Die Abstimmung über die Resolution war für den späten Donnerstagabend (MEZ) nach Dutzenden Reden hochrangiger Sprecherinnen und Sprecher geplant, neben Außenministerin Baerbock sollen auch ihr US-Amtskollege Antony Blinken und der britische Chefdiplomat James Cleverly sprechen.
Wie lauten die ersten Reaktionen?
Zum Auftakt der Sitzung prangerte UN-Generalsekretär António Guterres das Vorgehen Moskaus als einen "Angriff auf unser kollektives Gewissen" an. "Der erste Jahrestag der russischen Invasion in der Ukraine stellt einen dunklen Meilenstein dar – für das ukrainische Volk und für die internationale Gemeinschaft", sagte Guterres am Mittwoch. Zugleich warnte der UN-Chef vor einer weiteren Eskalation des Konfliktes. Er verwies auf "indirekte Drohungen" des Einsatzes von Atomwaffen und "unverantwortliche" Militäraktionen im Umfeld von Atomkraftwerken. "Es ist höchste Zeit, sich vom Abgrund wegzubewegen."
Der ukrainische Außenminister Dmytro Kuleba warb seinerseits um Zustimmung für die geplante Resolution. "Ich appelliere an Sie: Dies ist ein entscheidender Moment, um Unterstützung, Einheit und Solidarität zu zeigen", sagte er vor der Vollversammlung. "Niemals in der Geschichte war die Trennlinie zwischen dem Guten und dem Bösen so klar: Ein Land will einfach nur überleben. Das andere will töten und zerstören."
Der russische UN-Botschafter Wassili Nebensia erhob seinerseits in der Debatte schwere Vorwürfe gegen den Westen. Dieser wolle Russland bezwingen und die "Weltherrschaft" erringen. "Sie sind bereit, die gesamte Welt in den Abgrund des Krieges zu stürzen", sagte Nebensia mit Blick auf den Westen und bezeichnete die Ukraine erneut als "neofaschistisch". Diese Vorwürfe wurden vom EU-Außenbeauftragten Josep Borrell scharf zurückgewiesen: "Hier geht es nicht um 'Der Westen gegen Russland'", sagte er. "Dieser illegale Krieg betrifft jeden: den Norden, den Süden, den Osten, den Westen."

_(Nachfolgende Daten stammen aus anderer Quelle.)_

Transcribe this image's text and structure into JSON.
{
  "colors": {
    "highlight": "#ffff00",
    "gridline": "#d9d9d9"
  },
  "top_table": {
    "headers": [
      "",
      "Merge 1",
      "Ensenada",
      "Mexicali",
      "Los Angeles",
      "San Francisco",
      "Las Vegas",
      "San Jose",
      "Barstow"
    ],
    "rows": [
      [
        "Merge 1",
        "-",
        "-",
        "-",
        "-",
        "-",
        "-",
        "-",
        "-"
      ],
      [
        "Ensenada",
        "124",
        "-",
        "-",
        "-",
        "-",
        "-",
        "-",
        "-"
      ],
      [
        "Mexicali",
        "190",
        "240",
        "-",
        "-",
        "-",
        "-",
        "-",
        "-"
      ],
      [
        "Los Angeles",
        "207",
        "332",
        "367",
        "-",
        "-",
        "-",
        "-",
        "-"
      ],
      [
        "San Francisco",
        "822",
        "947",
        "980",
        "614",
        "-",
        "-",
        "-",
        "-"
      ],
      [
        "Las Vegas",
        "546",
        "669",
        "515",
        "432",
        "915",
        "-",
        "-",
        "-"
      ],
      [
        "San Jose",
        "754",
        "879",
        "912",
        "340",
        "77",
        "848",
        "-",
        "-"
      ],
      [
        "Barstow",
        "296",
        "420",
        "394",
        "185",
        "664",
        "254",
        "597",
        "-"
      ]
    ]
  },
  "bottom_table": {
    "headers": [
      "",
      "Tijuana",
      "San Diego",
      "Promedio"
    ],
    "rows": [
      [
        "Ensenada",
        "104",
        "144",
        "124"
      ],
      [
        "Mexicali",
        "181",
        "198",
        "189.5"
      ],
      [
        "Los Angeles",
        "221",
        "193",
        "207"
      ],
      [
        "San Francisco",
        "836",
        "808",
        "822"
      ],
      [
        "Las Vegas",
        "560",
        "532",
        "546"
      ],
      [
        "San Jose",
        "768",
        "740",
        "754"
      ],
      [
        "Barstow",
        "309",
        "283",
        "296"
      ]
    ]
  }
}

Wie geht es nach der Abstimmung weiter?
Am Freitag, dem ersten Jahrestag des russischen Angriffs auf die Ukraine, wird sich dann der UN-Sicherheitsrat mit dem Krieg in der Ukraine befassen. Das mächtigste Gremium der Vereinten Nationen ist im Ukraine-Krieg aber weitgehend blockiert: Russland hat als eines der fünf ständigen Mitglieder des UN-Sicherheitsrats ein Veto-Recht und kann damit jede völkerrechtlich bindende Resolution verhindern.